It appears that DEPEND and RDEPEND is mixed up in all app-admin/logrotate packages. This is from the latest: RDEPEND=" >=dev-libs/popt-1.5 selinux? ( sys-libs/libselinux )" DEPEND="${RDEPEND} >=sys-apps/sed-4 selinux? ( sec-policy/selinux-logrotate )" Reproducible: Always Steps to Reproduce: 1. Emerge logrotate on an SELinux profile. 2. Unmerge selinux-logrotate (or wait for a new version of it...) 3. emerge -uDN logrotate Actual Results: No package merged. Expected Results: selinux-logrotate merged. I assume the same applies to sed.
This is not a bug, I believe. sed and selinux-logrotate are only needed to *build* logrotate, not to run it. If you emerge -av1 (no -u, so that logrotate actually gets rebuilt) it should pull in sed and selinux-logrotate.
(In reply to comment #1) > This is not a bug, I believe. sed and selinux-logrotate are only needed to > *build* logrotate, not to run it. If you emerge -av1 (no -u, so that logrotate > actually gets rebuilt) it should pull in sed and selinux-logrotate. You are right. Uninstalling an SELinux package leaves the policy in place. I was not aware of that. Many packages do list their SELinux policy in RDEPEND, nevertheless. I can think of two advantages of doing so: 1) Less noise from "emerge --depclean", and 2) if the policy is updated and the package is not, then "emerge -uD world" would catch the update.

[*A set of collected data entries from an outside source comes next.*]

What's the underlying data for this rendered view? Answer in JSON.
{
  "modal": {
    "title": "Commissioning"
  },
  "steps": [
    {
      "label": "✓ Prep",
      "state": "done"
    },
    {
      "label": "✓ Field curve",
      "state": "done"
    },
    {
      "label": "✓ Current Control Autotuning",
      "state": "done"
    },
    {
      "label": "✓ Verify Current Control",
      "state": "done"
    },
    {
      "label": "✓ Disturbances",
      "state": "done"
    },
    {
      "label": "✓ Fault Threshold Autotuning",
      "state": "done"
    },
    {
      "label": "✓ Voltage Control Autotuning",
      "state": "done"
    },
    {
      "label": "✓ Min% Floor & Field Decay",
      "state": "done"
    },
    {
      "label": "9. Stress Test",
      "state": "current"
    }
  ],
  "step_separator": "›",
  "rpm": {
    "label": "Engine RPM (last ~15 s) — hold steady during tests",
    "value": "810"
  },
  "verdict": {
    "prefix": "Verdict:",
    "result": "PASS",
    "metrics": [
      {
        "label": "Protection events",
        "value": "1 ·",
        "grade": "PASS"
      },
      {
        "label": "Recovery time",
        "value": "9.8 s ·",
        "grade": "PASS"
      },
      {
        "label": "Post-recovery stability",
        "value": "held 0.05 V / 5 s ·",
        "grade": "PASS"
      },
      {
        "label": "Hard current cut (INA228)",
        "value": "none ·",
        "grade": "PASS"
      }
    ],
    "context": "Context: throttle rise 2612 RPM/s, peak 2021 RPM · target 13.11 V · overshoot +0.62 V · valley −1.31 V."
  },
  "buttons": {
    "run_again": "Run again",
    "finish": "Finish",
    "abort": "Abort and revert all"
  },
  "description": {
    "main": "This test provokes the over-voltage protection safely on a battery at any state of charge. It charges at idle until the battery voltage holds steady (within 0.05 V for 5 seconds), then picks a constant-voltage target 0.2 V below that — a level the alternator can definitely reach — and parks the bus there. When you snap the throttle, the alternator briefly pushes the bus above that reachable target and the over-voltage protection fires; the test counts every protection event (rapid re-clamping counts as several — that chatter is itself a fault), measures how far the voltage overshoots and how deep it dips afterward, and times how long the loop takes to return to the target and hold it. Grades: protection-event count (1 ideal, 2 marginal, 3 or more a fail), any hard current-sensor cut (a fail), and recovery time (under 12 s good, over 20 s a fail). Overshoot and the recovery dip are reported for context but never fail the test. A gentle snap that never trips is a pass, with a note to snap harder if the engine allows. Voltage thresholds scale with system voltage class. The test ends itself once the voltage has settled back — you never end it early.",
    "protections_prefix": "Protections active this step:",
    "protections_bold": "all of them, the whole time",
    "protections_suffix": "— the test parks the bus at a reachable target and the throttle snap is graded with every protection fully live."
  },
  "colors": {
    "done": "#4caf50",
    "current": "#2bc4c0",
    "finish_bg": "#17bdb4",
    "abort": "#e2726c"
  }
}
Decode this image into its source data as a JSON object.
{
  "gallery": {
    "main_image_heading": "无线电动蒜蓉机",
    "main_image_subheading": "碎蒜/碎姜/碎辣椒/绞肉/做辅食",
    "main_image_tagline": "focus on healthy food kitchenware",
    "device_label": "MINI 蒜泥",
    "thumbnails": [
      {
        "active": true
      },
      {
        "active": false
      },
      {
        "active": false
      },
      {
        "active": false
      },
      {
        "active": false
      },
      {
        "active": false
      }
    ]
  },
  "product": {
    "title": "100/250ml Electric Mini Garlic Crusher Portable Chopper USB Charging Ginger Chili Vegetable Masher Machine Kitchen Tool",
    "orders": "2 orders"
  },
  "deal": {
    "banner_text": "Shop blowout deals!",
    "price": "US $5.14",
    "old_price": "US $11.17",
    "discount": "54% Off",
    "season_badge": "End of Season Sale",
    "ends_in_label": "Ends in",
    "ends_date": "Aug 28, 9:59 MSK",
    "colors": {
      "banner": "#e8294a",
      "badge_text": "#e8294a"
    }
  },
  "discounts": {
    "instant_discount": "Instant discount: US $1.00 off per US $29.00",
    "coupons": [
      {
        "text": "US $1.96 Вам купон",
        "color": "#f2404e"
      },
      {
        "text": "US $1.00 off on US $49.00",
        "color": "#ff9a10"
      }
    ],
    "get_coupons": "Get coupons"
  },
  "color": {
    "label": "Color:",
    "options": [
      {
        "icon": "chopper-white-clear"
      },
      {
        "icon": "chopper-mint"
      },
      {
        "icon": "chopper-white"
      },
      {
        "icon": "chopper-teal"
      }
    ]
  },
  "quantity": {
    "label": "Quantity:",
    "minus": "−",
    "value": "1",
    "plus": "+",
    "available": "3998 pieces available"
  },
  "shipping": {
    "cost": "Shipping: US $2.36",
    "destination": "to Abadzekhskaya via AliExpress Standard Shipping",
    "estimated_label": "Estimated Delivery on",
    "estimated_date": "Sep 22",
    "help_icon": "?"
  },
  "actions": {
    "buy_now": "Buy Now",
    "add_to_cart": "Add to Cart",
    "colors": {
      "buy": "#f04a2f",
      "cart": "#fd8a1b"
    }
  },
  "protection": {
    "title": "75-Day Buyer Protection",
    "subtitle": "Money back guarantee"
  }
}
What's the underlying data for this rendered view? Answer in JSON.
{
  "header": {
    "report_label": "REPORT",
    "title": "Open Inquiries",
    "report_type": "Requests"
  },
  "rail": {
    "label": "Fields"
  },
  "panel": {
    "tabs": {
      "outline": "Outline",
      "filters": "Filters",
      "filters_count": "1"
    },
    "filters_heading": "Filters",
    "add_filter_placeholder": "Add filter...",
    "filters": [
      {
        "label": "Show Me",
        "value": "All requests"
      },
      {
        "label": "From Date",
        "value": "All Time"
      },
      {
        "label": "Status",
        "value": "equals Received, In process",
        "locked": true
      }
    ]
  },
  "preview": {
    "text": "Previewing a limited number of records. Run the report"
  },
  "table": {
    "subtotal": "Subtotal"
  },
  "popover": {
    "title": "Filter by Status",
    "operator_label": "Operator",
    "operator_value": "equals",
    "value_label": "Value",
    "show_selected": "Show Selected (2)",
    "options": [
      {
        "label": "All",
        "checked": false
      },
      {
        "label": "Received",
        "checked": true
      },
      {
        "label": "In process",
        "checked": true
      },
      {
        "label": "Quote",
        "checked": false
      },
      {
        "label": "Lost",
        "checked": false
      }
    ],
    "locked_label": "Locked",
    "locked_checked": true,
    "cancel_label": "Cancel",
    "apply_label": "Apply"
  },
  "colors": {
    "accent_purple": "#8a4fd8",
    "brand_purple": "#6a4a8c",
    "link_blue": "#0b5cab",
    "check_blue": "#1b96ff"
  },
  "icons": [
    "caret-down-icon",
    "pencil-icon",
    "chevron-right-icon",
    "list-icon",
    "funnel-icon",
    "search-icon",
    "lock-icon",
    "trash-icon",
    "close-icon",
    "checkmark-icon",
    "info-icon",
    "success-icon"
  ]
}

Since I don't maintain selinux-logrotate (nor use selinux anywhere), I'll ask the maintainer. Chris: What's your take on this? Should selinux-logrotate be in DEPEND instead of RDEPEND?
The sec-policy ebuilds only have SELinux policy, and are generally only required at runtime (RDEPEND only). However, libselinux is needed to build and run (RDEPEND and DEPEND).
Thanks, Chris. I've moved logrotate-selinux to RDEPEND.